During the coronavirus disease 2019 (COVID-19) pandemic, policies of family-centered care in the intensive care unit (ICU) were impacted by visiting restrictions and undesirable physical distance to the patient [1]. This might have increased psychological distress, including complicated grief (CG) among bereaved relatives [2]. CG is characterized by intense symptoms of grief, separation distress, intrusive thoughts, and feelings of emptiness or meaninglessness lasting for more than 6 months post-loss [3]. A French qualitative study reported that relatives’ experiences of ICU care and mourning were disrupted during the pandemic [4]. We aimed to compare symptoms of CG and psychological distress such as depression, anxiety and posttraumatic stress in bereaved relatives of deceased ICU patients before and during the COVID-19 pandemic. To the best of our knowledge, this is the first study exploring a hypothesized raise in symptoms of CG in bereaved relatives as a result of the COVID-19 pandemic.

This cross-sectional survey study is part of the BRIC-study [5]. We stratified the post-intervention group by date of patient’s deaths: September 2019–February 2020 (non-COVID-group; n = 114, patients dying before the pandemic) and March–May 2020 (COVID-group; n = 43, patients dying during the 1st wave). All first and second contact persons were approached for study participation (n = 269). After providing informed consent, relatives were invited to complete a questionnaire measuring CG, anxiety, depression, and posttraumatic stress 8 weeks after bereavement.

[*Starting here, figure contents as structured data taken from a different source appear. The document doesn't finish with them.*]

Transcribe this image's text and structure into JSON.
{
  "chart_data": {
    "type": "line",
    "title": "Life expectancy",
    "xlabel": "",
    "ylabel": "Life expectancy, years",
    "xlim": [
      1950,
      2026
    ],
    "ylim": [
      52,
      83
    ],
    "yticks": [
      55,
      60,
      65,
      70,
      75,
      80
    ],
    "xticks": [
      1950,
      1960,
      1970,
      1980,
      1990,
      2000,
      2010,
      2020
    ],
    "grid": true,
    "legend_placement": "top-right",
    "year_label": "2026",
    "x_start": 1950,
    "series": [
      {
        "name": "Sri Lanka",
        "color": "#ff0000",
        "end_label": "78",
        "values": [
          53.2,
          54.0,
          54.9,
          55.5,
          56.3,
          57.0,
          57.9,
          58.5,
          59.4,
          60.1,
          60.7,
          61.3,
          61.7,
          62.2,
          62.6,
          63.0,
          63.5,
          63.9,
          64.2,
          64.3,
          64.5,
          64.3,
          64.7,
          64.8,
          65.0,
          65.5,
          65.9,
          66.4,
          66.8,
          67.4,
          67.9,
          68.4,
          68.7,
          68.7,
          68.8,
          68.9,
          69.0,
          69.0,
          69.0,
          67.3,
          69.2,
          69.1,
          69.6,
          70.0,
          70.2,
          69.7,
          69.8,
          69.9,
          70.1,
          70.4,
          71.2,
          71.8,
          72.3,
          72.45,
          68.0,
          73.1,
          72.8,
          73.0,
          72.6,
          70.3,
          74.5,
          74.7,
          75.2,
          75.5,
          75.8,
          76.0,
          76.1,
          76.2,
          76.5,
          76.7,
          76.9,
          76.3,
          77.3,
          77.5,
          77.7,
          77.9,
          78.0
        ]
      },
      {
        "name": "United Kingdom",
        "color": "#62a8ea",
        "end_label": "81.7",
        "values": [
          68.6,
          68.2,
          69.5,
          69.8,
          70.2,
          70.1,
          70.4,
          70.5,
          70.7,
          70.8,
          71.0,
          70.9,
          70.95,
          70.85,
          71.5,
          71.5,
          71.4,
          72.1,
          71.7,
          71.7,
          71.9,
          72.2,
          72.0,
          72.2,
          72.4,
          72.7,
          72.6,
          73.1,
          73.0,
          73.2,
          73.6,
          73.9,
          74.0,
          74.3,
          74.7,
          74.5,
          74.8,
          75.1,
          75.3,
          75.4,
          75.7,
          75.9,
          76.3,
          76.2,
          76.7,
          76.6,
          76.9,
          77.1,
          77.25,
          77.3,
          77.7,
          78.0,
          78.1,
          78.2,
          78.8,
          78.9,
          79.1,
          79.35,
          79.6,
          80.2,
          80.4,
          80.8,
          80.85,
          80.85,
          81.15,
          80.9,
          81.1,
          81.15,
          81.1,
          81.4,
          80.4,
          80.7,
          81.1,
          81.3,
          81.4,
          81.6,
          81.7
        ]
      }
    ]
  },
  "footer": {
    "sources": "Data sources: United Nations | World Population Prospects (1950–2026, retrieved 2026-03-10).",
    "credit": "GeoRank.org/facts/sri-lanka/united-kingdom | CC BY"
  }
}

In total, 121 (45%) respondents completed the questionnaire (non-COVID-group n = 86, COVID-group n = 35). Most respondents were partners (52%), female (71%), and had a mean age of 52 years (range 20–83). We found no difference between groups regarding age, relationship to the patient and religion. Symptoms of CG were above the cutoff in 1.3% in the non-COVID-group and 48.6% in the COVID-group. All outcome variables showed a normal distribution, with both skewness and kurtosis between 1 and − 1. Therefore, using a Student’s T-test was allowed. Table 1 shows levels of psychological distress indicating significant worse results for the COVID-group compared to the non-COVID-group.

Table 1 Levels of psychological distress in the non-COVID-group and the COVID-group

Our study has limitations. First, we measured CG earlier than 6 months post-death, potentially leading to overestimation. However, as the measurements were conducted at similar moments in the non-COVID-group and COVID-group, the comparison is meaningful. Second, during the pandemic, visiting hours in our ICU were reduced from almost all day (11.00 AM–21.00 PM) to maximum 1 h in person for two relatives per patient. Although all relatives were physically present during the dying process, visiting restrictions could have impacted relatives’ psychological distress. Watchful waiting and coping mechanisms are common strategies to recover. However, if this period was overlapping with start of the pandemic, which was the case for 27% of bereaved relatives in the non-COVID-group, the process could be disrupted by traumatic circumstances and less social support. Unmeasured confounders, such as lack of social support, confrontations with COVID-19 due to ongoing restrictions, and media reports, could have contributed to psychological distress in both groups differently.

Our findings emphasize the need for unrestricted visiting policies and social support for bereaved relatives, who are at high risk of developing psychological distress.